Lost in what passes for "discussion" is the simple fact that the costs and availability of health care are not the same as the costs or availability of insurance.
- The role of insurance providers is the manage risks associated with payment.
- The role of health care providers is to manage risks associated with health care.
To that end the role and limits of what we carelessly call "insurance" have been clearly defined. Those limits are still full of holes. The refusal of sixteen states to expand Medicaid has torn the holes open even further. And a non-health care industry is still sucking off twenty percent of "insurance" premiums for shareholder profits, sales bonuses, advertising, other marketing and contributions to executive compensation packages -- in addition to whatever administrative costs are incurred in managing the actuarial and administrative functions -- none of which, please notice, are costs of health care.
The fact is that most Americans were already "insured" to receive health care one way or another before the legislation, but only a few really understood how much that care is really costing. The reasons include employer and tax subsidies, a large number of beneficiaries actually receiving true "government health care" through the VA, armed forces medical services, community clinics, Medicaid and emergency care mandated by EMTALA. In none of those cases did the costs of care interfere with the availability of care -- sometimes excellent, sometimes barely minimal.
Now that those costs are being made clear through new insurance limits, many people are shocked, shocked I tell you, that those costs are so damn high.

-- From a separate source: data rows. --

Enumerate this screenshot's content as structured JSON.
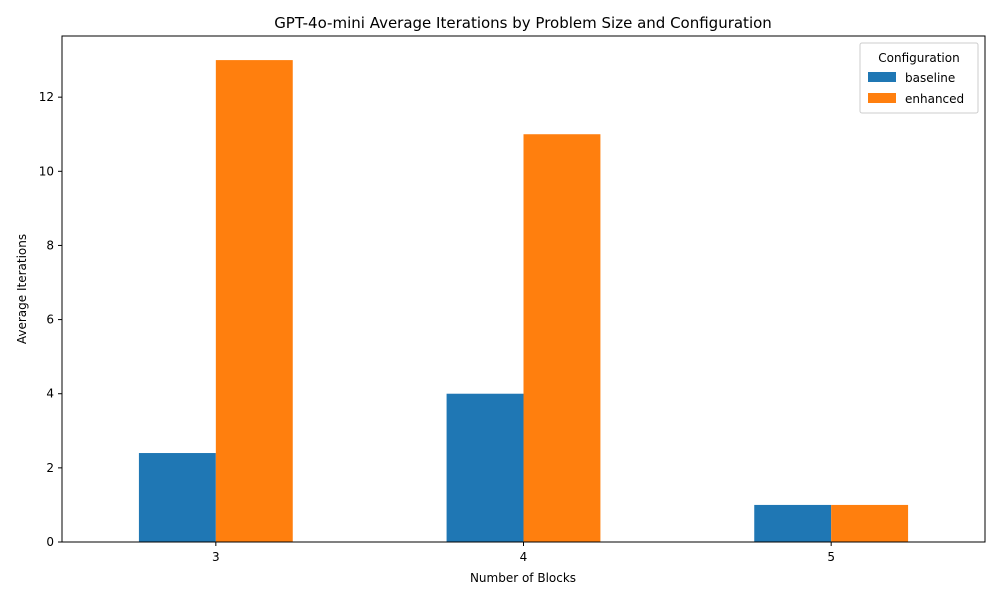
{
  "chart_data": {
    "type": "bar",
    "title": "GPT-4o-mini Average Iterations by Problem Size and Configuration",
    "xlabel": "Number of Blocks",
    "ylabel": "Average Iterations",
    "categories": [
      "3",
      "4",
      "5"
    ],
    "series": [
      {
        "name": "baseline",
        "values": [
          2.4,
          4,
          1
        ],
        "color": "#1f77b4"
      },
      {
        "name": "enhanced",
        "values": [
          13,
          11,
          1
        ],
        "color": "#ff7f0e"
      }
    ],
    "ylim": [
      0,
      13.65
    ],
    "yticks": [
      0,
      2,
      4,
      6,
      8,
      10,
      12
    ],
    "grid": false,
    "legend": {
      "title": "Configuration",
      "placement": "top-right"
    }
  }
}
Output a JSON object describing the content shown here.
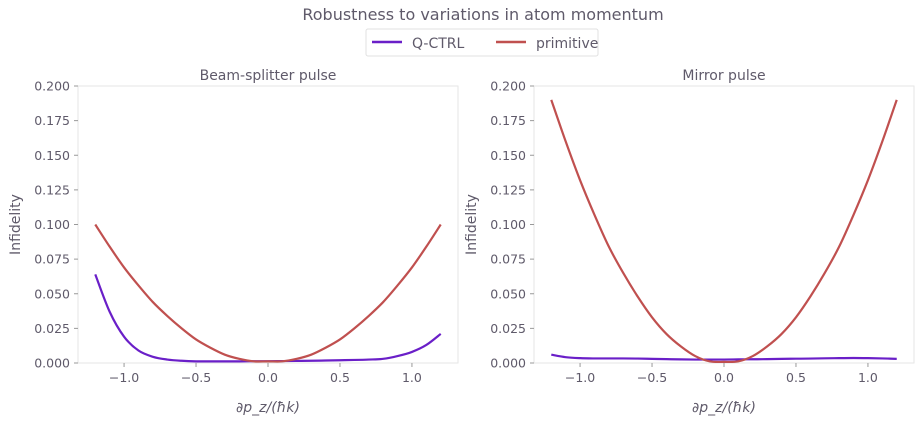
{
  "chart_data": {
    "type": "line",
    "title": "Robustness to variations in atom momentum",
    "legend": {
      "placement": "top-center",
      "entries": [
        "Q-CTRL",
        "primitive"
      ]
    },
    "colors": {
      "Q-CTRL": "#6a1fc8",
      "primitive": "#c0504f"
    },
    "panels": [
      {
        "title": "Beam-splitter pulse",
        "xlabel": "∂p_z/(ħk)",
        "ylabel": "Infidelity",
        "xlim": [
          -1.32,
          1.32
        ],
        "ylim": [
          0,
          0.2
        ],
        "xticks": [
          -1.0,
          -0.5,
          0.0,
          0.5,
          1.0
        ],
        "xtick_labels": [
          "−1.0",
          "−0.5",
          "0.0",
          "0.5",
          "1.0"
        ],
        "yticks": [
          0,
          0.025,
          0.05,
          0.075,
          0.1,
          0.125,
          0.15,
          0.175,
          0.2
        ],
        "ytick_labels": [
          "0.000",
          "0.025",
          "0.050",
          "0.075",
          "0.100",
          "0.125",
          "0.150",
          "0.175",
          "0.200"
        ],
        "x": [
          -1.2,
          -1.1,
          -1.0,
          -0.9,
          -0.8,
          -0.7,
          -0.6,
          -0.5,
          -0.4,
          -0.3,
          -0.2,
          -0.1,
          0,
          0.1,
          0.2,
          0.3,
          0.4,
          0.5,
          0.6,
          0.7,
          0.8,
          0.9,
          1.0,
          1.1,
          1.2
        ],
        "series": [
          {
            "name": "Q-CTRL",
            "values": [
              0.064,
              0.037,
              0.019,
              0.009,
              0.0045,
              0.0025,
              0.0016,
              0.0012,
              0.0012,
              0.0012,
              0.0012,
              0.0013,
              0.0013,
              0.0014,
              0.0015,
              0.0016,
              0.0018,
              0.002,
              0.0022,
              0.0025,
              0.003,
              0.005,
              0.008,
              0.013,
              0.021
            ]
          },
          {
            "name": "primitive",
            "values": [
              0.1,
              0.084,
              0.069,
              0.056,
              0.044,
              0.034,
              0.025,
              0.017,
              0.011,
              0.006,
              0.003,
              0.0012,
              0.0012,
              0.0012,
              0.003,
              0.006,
              0.011,
              0.017,
              0.025,
              0.034,
              0.044,
              0.056,
              0.069,
              0.084,
              0.1
            ]
          }
        ]
      },
      {
        "title": "Mirror pulse",
        "xlabel": "∂p_z/(ħk)",
        "ylabel": "Infidelity",
        "xlim": [
          -1.32,
          1.32
        ],
        "ylim": [
          0,
          0.2
        ],
        "xticks": [
          -1.0,
          -0.5,
          0.0,
          0.5,
          1.0
        ],
        "xtick_labels": [
          "−1.0",
          "−0.5",
          "0.0",
          "0.5",
          "1.0"
        ],
        "yticks": [
          0,
          0.025,
          0.05,
          0.075,
          0.1,
          0.125,
          0.15,
          0.175,
          0.2
        ],
        "ytick_labels": [
          "0.000",
          "0.025",
          "0.050",
          "0.075",
          "0.100",
          "0.125",
          "0.150",
          "0.175",
          "0.200"
        ],
        "x": [
          -1.2,
          -1.1,
          -1.0,
          -0.9,
          -0.8,
          -0.7,
          -0.6,
          -0.5,
          -0.4,
          -0.3,
          -0.2,
          -0.1,
          0,
          0.1,
          0.2,
          0.3,
          0.4,
          0.5,
          0.6,
          0.7,
          0.8,
          0.9,
          1.0,
          1.1,
          1.2
        ],
        "series": [
          {
            "name": "Q-CTRL",
            "values": [
              0.006,
              0.0042,
              0.0035,
              0.0033,
              0.0033,
              0.0033,
              0.0032,
              0.003,
              0.0028,
              0.0026,
              0.0025,
              0.0025,
              0.0025,
              0.0026,
              0.0027,
              0.0028,
              0.003,
              0.0031,
              0.0032,
              0.0034,
              0.0035,
              0.0036,
              0.0035,
              0.0033,
              0.003
            ]
          },
          {
            "name": "primitive",
            "values": [
              0.19,
              0.16,
              0.132,
              0.107,
              0.084,
              0.065,
              0.048,
              0.033,
              0.021,
              0.012,
              0.005,
              0.0012,
              0.0008,
              0.0012,
              0.005,
              0.012,
              0.021,
              0.033,
              0.048,
              0.065,
              0.084,
              0.107,
              0.132,
              0.16,
              0.19
            ]
          }
        ]
      }
    ]
  }
}
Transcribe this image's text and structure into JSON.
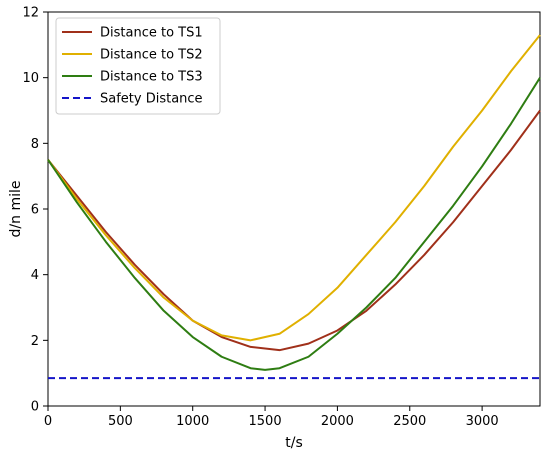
{
  "chart_data": {
    "type": "line",
    "xlabel": "t/s",
    "ylabel": "d/n mile",
    "xlim": [
      0,
      3400
    ],
    "ylim": [
      0,
      12
    ],
    "x_ticks": [
      0,
      500,
      1000,
      1500,
      2000,
      2500,
      3000
    ],
    "y_ticks": [
      0,
      2,
      4,
      6,
      8,
      10,
      12
    ],
    "grid": false,
    "legend_position": "top-left",
    "series": [
      {
        "name": "Distance to TS1",
        "color": "#a0301a",
        "style": "solid",
        "x": [
          0,
          200,
          400,
          600,
          800,
          1000,
          1200,
          1400,
          1600,
          1800,
          2000,
          2200,
          2400,
          2600,
          2800,
          3000,
          3200,
          3400
        ],
        "y": [
          7.5,
          6.4,
          5.3,
          4.3,
          3.4,
          2.6,
          2.1,
          1.8,
          1.7,
          1.9,
          2.3,
          2.9,
          3.7,
          4.6,
          5.6,
          6.7,
          7.8,
          9.0
        ]
      },
      {
        "name": "Distance to TS2",
        "color": "#e0b000",
        "style": "solid",
        "x": [
          0,
          200,
          400,
          600,
          800,
          1000,
          1200,
          1400,
          1600,
          1800,
          2000,
          2200,
          2400,
          2600,
          2800,
          3000,
          3200,
          3400
        ],
        "y": [
          7.5,
          6.3,
          5.2,
          4.2,
          3.3,
          2.6,
          2.15,
          2.0,
          2.2,
          2.8,
          3.6,
          4.6,
          5.6,
          6.7,
          7.9,
          9.0,
          10.2,
          11.3
        ]
      },
      {
        "name": "Distance to TS3",
        "color": "#2e7d12",
        "style": "solid",
        "x": [
          0,
          200,
          400,
          600,
          800,
          1000,
          1200,
          1400,
          1500,
          1600,
          1800,
          2000,
          2200,
          2400,
          2600,
          2800,
          3000,
          3200,
          3400
        ],
        "y": [
          7.5,
          6.2,
          5.0,
          3.9,
          2.9,
          2.1,
          1.5,
          1.15,
          1.1,
          1.15,
          1.5,
          2.2,
          3.0,
          3.9,
          5.0,
          6.1,
          7.3,
          8.6,
          10.0
        ]
      },
      {
        "name": "Safety Distance",
        "color": "#1414c8",
        "style": "dashed",
        "x": [
          0,
          3400
        ],
        "y": [
          0.85,
          0.85
        ]
      }
    ]
  }
}
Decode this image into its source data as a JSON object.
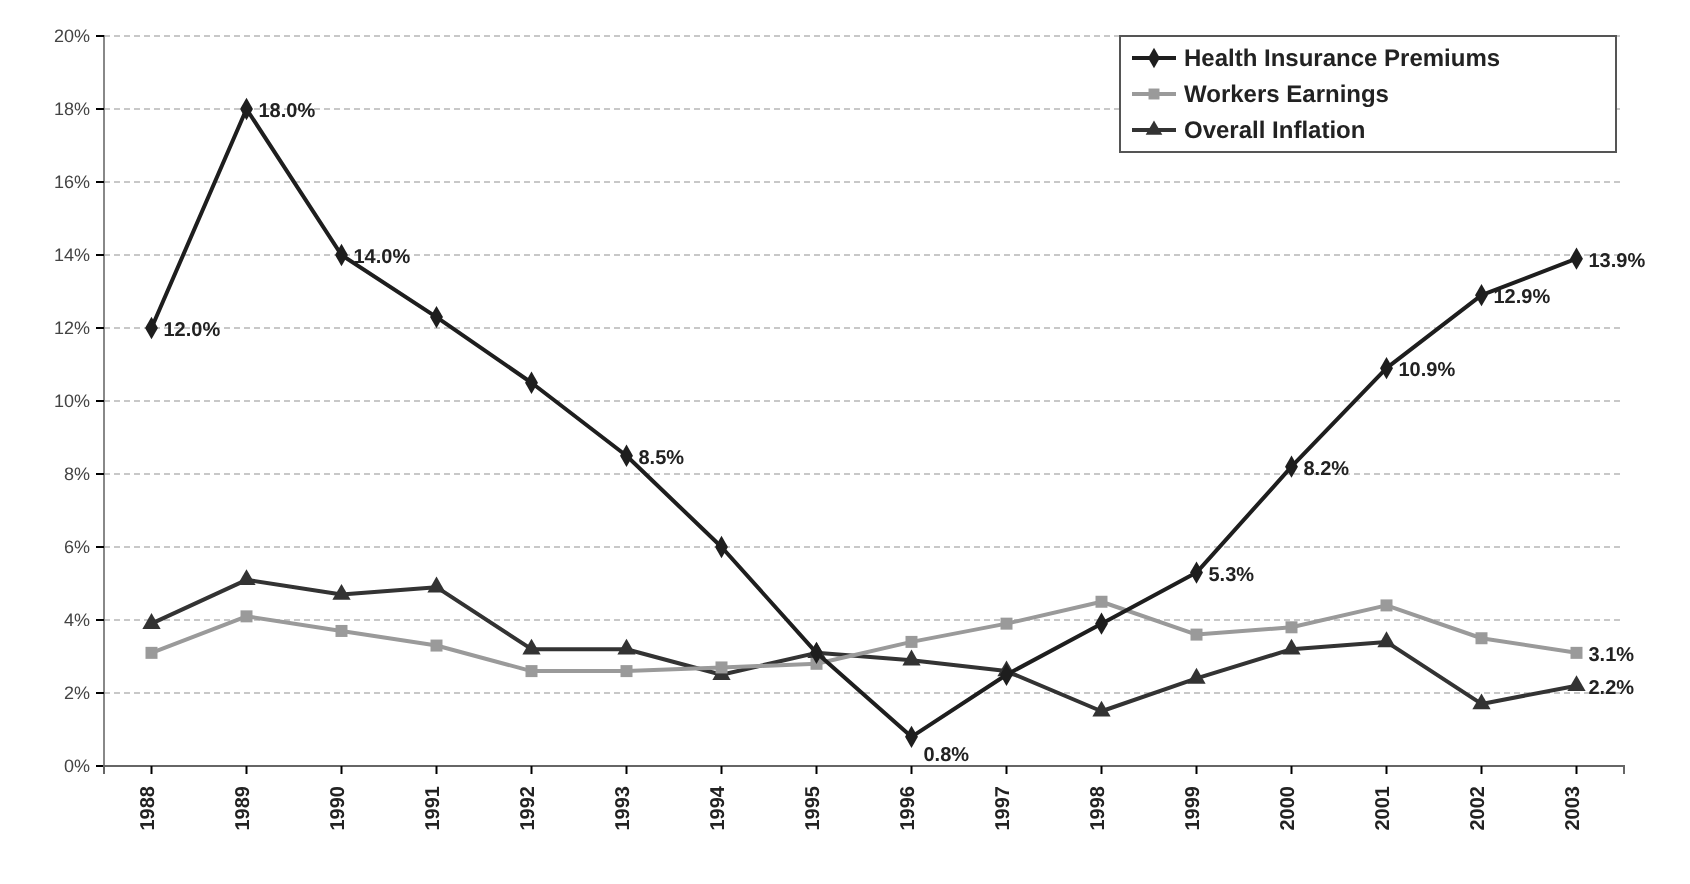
{
  "chart_data": {
    "type": "line",
    "categories": [
      "1988",
      "1989",
      "1990",
      "1991",
      "1992",
      "1993",
      "1994",
      "1995",
      "1996",
      "1997",
      "1998",
      "1999",
      "2000",
      "2001",
      "2002",
      "2003"
    ],
    "series": [
      {
        "name": "Health Insurance Premiums",
        "color": "#1e1e1e",
        "marker": "diamond",
        "values": [
          12.0,
          18.0,
          14.0,
          12.3,
          10.5,
          8.5,
          6.0,
          3.1,
          0.8,
          2.5,
          3.9,
          5.3,
          8.2,
          10.9,
          12.9,
          13.9
        ],
        "value_labels": [
          "12.0%",
          "18.0%",
          "14.0%",
          null,
          null,
          "8.5%",
          null,
          null,
          "0.8%",
          null,
          null,
          "5.3%",
          "8.2%",
          "10.9%",
          "12.9%",
          "13.9%"
        ]
      },
      {
        "name": "Workers Earnings",
        "color": "#9a9a9a",
        "marker": "square",
        "values": [
          3.1,
          4.1,
          3.7,
          3.3,
          2.6,
          2.6,
          2.7,
          2.8,
          3.4,
          3.9,
          4.5,
          3.6,
          3.8,
          4.4,
          3.5,
          3.1
        ],
        "value_labels": [
          null,
          null,
          null,
          null,
          null,
          null,
          null,
          null,
          null,
          null,
          null,
          null,
          null,
          null,
          null,
          "3.1%"
        ]
      },
      {
        "name": "Overall Inflation",
        "color": "#333333",
        "marker": "triangle",
        "values": [
          3.9,
          5.1,
          4.7,
          4.9,
          3.2,
          3.2,
          2.5,
          3.1,
          2.9,
          2.6,
          1.5,
          2.4,
          3.2,
          3.4,
          1.7,
          2.2
        ],
        "value_labels": [
          null,
          null,
          null,
          null,
          null,
          null,
          null,
          null,
          null,
          null,
          null,
          null,
          null,
          null,
          null,
          "2.2%"
        ]
      }
    ],
    "ylim": [
      0,
      20
    ],
    "yticks": [
      {
        "value": 0,
        "label": "0%"
      },
      {
        "value": 2,
        "label": "2%"
      },
      {
        "value": 4,
        "label": "4%"
      },
      {
        "value": 6,
        "label": "6%"
      },
      {
        "value": 8,
        "label": "8%"
      },
      {
        "value": 10,
        "label": "10%"
      },
      {
        "value": 12,
        "label": "12%"
      },
      {
        "value": 14,
        "label": "14%"
      },
      {
        "value": 16,
        "label": "16%"
      },
      {
        "value": 18,
        "label": "18%"
      },
      {
        "value": 20,
        "label": "20%"
      }
    ],
    "grid": "y",
    "legend": "top right",
    "line_style": "solid"
  }
}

Welcome to the real world, Virginia. No matter what you thought before your
elected officials finally did something to reveal the hemorrhage that was about to bleed the economy dry, you now know there is problem.
The problem is not, and has never been, the costs of insurance, but the costs of health care. What America is now facing is the economic equivalent of adult onset diabetes. If we don't control our appetites and cut back on sugar, we're gonna face consequences no one wants to have, up to and including a good chance of being dead.
It's time to face reality. This is about the bloated costs of health care, not the costs of insurance.